Net sales fell to $1.18 million, down from $2.11 million a year earlier, while the company posted a net loss of $0.37 million, or $0.08 per diluted share, reversing last year’s $0.23 million profit.
Management attributed the downturn primarily to an OEM customer’s plant reorganization, which reduced electric motor revenue, coupled with an early production ramp for a next-generation motor product.
Profitability was also pressured by lower margins.
Gross profit dropped to $0.30 million, representing 25.5% of sales, compared with $0.83 million, or 39.4%, in the prior-year quarter.
For the first six months of fiscal 2026, gross profit totaled $0.83 million (30.4%), down from $1.50 million (37.4%).
Operating expenses rose as SG&A climbed to $0.84 million in the quarter, further constraining results.
Despite the earnings decline, Highway Holdings ended the period with more than $5.6 million in cash and cash equivalents, equal to roughly $1.21 per diluted share.

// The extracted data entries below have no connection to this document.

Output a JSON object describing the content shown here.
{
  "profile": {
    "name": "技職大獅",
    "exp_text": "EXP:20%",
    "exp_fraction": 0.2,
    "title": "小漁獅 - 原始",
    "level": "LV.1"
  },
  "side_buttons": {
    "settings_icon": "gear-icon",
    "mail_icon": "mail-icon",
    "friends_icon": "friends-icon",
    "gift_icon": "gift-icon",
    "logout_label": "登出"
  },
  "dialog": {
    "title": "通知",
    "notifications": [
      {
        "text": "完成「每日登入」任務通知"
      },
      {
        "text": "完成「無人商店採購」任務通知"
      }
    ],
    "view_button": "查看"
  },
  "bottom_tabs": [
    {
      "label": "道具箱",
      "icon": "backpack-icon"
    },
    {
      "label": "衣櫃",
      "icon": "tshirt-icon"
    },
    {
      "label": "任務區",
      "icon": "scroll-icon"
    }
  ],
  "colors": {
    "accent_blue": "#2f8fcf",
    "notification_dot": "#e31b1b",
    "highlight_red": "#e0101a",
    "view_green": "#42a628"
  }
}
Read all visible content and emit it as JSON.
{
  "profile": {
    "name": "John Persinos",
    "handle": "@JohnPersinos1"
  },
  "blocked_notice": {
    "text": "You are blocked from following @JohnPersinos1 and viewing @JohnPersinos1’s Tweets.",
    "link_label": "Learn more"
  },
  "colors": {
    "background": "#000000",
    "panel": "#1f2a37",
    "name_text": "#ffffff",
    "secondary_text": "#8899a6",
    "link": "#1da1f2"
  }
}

Total assets were $8.37 million, and shareholders’ equity stood at $6 million, or about $1.30 per diluted share.
Management said a recently returning gaming customer placed orders that should benefit future quarters, while workforce reductions at its Myanmar facility were implemented to control costs.
The company also highlighted ongoing efforts in M&A exploration and diversification away from the China market, signaling a strategic push to stabilize long-term revenue streams.
Highway Holdings manufactures a range of mechanical and electromechanical components for global OEMs.